Probing time delays and coherent imaging of multiphoton resonant ionization

We measure the laser-intensity-dependent photoelectron momentum and energy spectra and identify the emerged resonant $(4s,3d$, and $4f)$ states of multiphoton ionization of Ne at 400 nm. We employ parallelly polarized two-color fields involving a strong ionizing 400-nm field and a weak 800-nm field to probe the relative time delay of resonant states. By analyzing phase-resolved three-dimensional photoelectron momentum distributions, we find the time delay of resonant states has an anisotropic angle dependence. Using an intuitive model, we show that the angle-dependent time delay carries the information of subcycle evolution of quantum states and reflects the temporal coherent properties of multiphoton resonant states during absorption and emission of photons. We find that the relative time delays among the resonant ionization via $4s,3d$, and $4f$ states along the polarization depend on the number of photons absorbed. This study has implications for coherent imaging of electron wave packets in the multiphoton ionization regime.

Figure 1

The intensity-resolved photoelectron momentum distribution along the polarization direction (a) and energy distribution (b). The color scale is normalized to the maximum yield at each laser intensity. The arrows in (a),(b) represent ionization via resonant states. The dashed lines in (b) denote the $n$-photon ATI peaks and the vertical line indicates the intensity where the three resonant states coexist. (c) The scheme of the involved atomic states and their corresponding multiphoton resonant excitation paths. (d). A schematic illustration of our model. Here the $4f$ resonant ionization channel is taken for an example. The inset describes the electron yield oscillation versus the relative phase and the temporal evolution of quantum states in the PTC field.

Figure 2

The phase-integrated angle-resolved photoelectron energy distribution in the single 400-nm field (a) and the corresponding result in the PTC field (b). Three arrows in (a) denote the resonant ionization via the $4s,3d$, and $4f$ states. The dashed arrows in (b) represent the formation of sideband structures via absorption $(+)$ or emission $(-)$ of an 800-nm photon from the $4f$ resonant ionization channel, which is confined within a rectangle.

Figure 3

(a) The phase-resolved photoelectron energy distribution intergrated over the $-z$ half plane. (b) The phase-resolved angular distribution via the $4f$ resonant state with an energy interval of [1.9 eV, 2.25 eV] denoted by the rectangle in Fig. 2.

Figure 4

(a),(b) The angle-resolved photoelecton yield oscillations extracted from Fig. 3 for resonant ionization via the $4f$ and $3d$ states.
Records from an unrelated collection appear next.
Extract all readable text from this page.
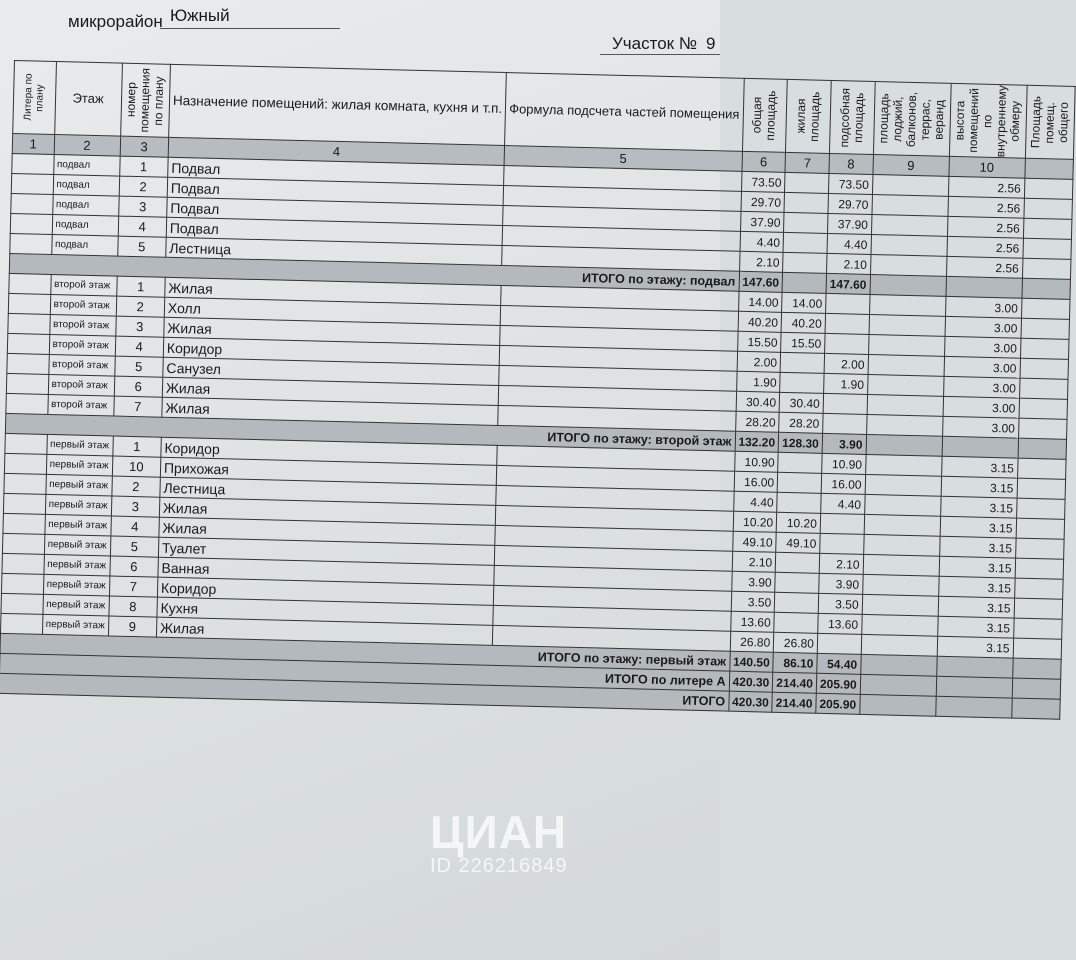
микрорайон Южный
Участок № 9
Литера по плану	Этаж	номер помещения по плану	Назначение помещений: жилая комната, кухня и т.п.	Формула подсчета частей помещения	общая площадь	жилая площадь	подсобная площадь	площадь лоджий, балконов, террас, веранд	высота помещений по внутреннему обмеру	Площадь помещ. общего

1	2	3	4	5	6	7	8	9	10	
	подвал	1	Подвал		73.50		73.50		2.56	
	подвал	2	Подвал		29.70		29.70		2.56	
	подвал	3	Подвал		37.90		37.90		2.56	
	подвал	4	Подвал		4.40		4.40		2.56	
	подвал	5	Лестница		2.10		2.10		2.56	
ИТОГО по этажу: подвал					147.60		147.60			
	второй этаж	1	Жилая		14.00	14.00			3.00	
	второй этаж	2	Холл		40.20	40.20			3.00	
	второй этаж	3	Жилая		15.50	15.50			3.00	
	второй этаж	4	Коридор		2.00		2.00		3.00	
	второй этаж	5	Санузел		1.90		1.90		3.00	
	второй этаж	6	Жилая		30.40	30.40			3.00	
	второй этаж	7	Жилая		28.20	28.20			3.00	
ИТОГО по этажу: второй этаж					132.20	128.30	3.90			
	первый этаж	1	Коридор		10.90		10.90		3.15	
	первый этаж	10	Прихожая		16.00		16.00		3.15	
	первый этаж	2	Лестница		4.40		4.40		3.15	
	первый этаж	3	Жилая		10.20	10.20			3.15	
	первый этаж	4	Жилая		49.10	49.10			3.15	
	первый этаж	5	Туалет		2.10		2.10		3.15	
	первый этаж	6	Ванная		3.90		3.90		3.15	
	первый этаж	7	Коридор		3.50		3.50		3.15	
	первый этаж	8	Кухня		13.60		13.60		3.15	
	первый этаж	9	Жилая		26.80	26.80			3.15	
ИТОГО по этажу: первый этаж					140.50	86.10	54.40			
ИТОГО по литере А					420.30	214.40	205.90			
ИТОГО					420.30	214.40	205.90			
ЦИАН
ID 226216849
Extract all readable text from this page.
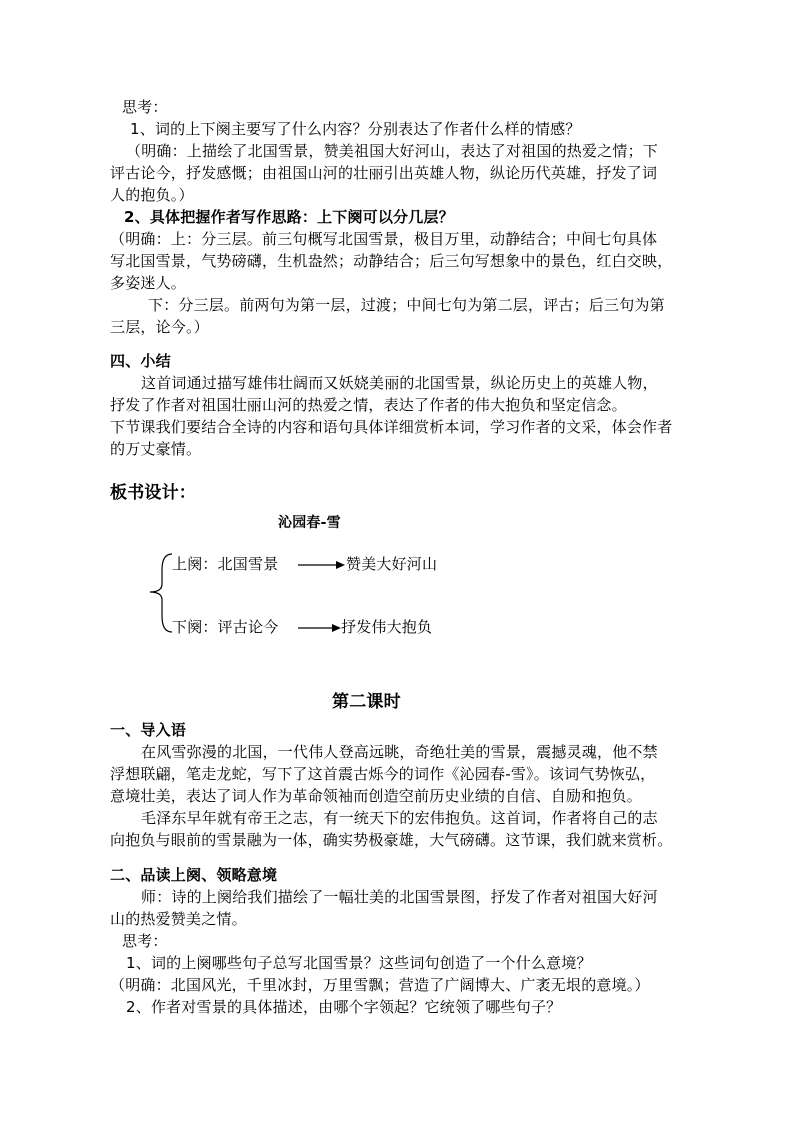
思考：
1、词的上下阕主要写了什么内容？分别表达了作者什么样的情感？
（明确：上描绘了北国雪景，赞美祖国大好河山，表达了对祖国的热爱之情；下
评古论今，抒发感慨；由祖国山河的壮丽引出英雄人物，纵论历代英雄，抒发了词
人的抱负。）
2、具体把握作者写作思路：上下阕可以分几层？
（明确：上：分三层。前三句概写北国雪景，极目万里，动静结合；中间七句具体
写北国雪景，气势磅礴，生机盎然；动静结合；后三句写想象中的景色，红白交映，
多姿迷人。
下：分三层。前两句为第一层，过渡；中间七句为第二层，评古；后三句为第
三层，论今。）
四、小结
这首词通过描写雄伟壮阔而又妖娆美丽的北国雪景，纵论历史上的英雄人物，
抒发了作者对祖国壮丽山河的热爱之情，表达了作者的伟大抱负和坚定信念。
下节课我们要结合全诗的内容和语句具体详细赏析本词，学习作者的文采，体会作者
的万丈豪情。
板书设计：
沁园春-雪
上阕：北国雪景	赞美大好河山
下阕：评古论今	抒发伟大抱负
第二课时
一、导入语
在风雪弥漫的北国，一代伟人登高远眺，奇绝壮美的雪景，震撼灵魂，他不禁
浮想联翩，笔走龙蛇，写下了这首震古烁今的词作《沁园春-雪》。该词气势恢弘，
意境壮美，表达了词人作为革命领袖而创造空前历史业绩的自信、自励和抱负。
毛泽东早年就有帝王之志，有一统天下的宏伟抱负。这首词，作者将自己的志
向抱负与眼前的雪景融为一体，确实势极豪雄，大气磅礴。这节课，我们就来赏析。
二、品读上阕、领略意境
师：诗的上阕给我们描绘了一幅壮美的北国雪景图，抒发了作者对祖国大好河
山的热爱赞美之情。
思考：
1、词的上阕哪些句子总写北国雪景？这些词句创造了一个什么意境？
（明确：北国风光，千里冰封，万里雪飘；营造了广阔博大、广袤无垠的意境。）
2、作者对雪景的具体描述，由哪个字领起？它统领了哪些句子？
The vertical lines located at the yield peaks are used to mark the position of the maximum. (c) The measured angle-resolved photoemission time delays relative to the polarization axis for $4f$ and $3d$ resonant ionization. (d) The constructed phase-resolved angular distribution via the $4f$ resonant state using the model.

Figure 5

The measured photoelectron yield oscillations of resonant ionization via $4s$ (circles), $3d$ (upward triangles), and $4f$ (downward triangles) states with their fittings (solid lines) along the $+z$ (a) and $-z$ axis (b). In addition, the yield oscillations of the sideband (squares) associated with emitting an 800-nm photon from $4f$ resonant ionization are plotted. All yield oscillations are extracted from the phase-resolved momentum distribution of $p_z$.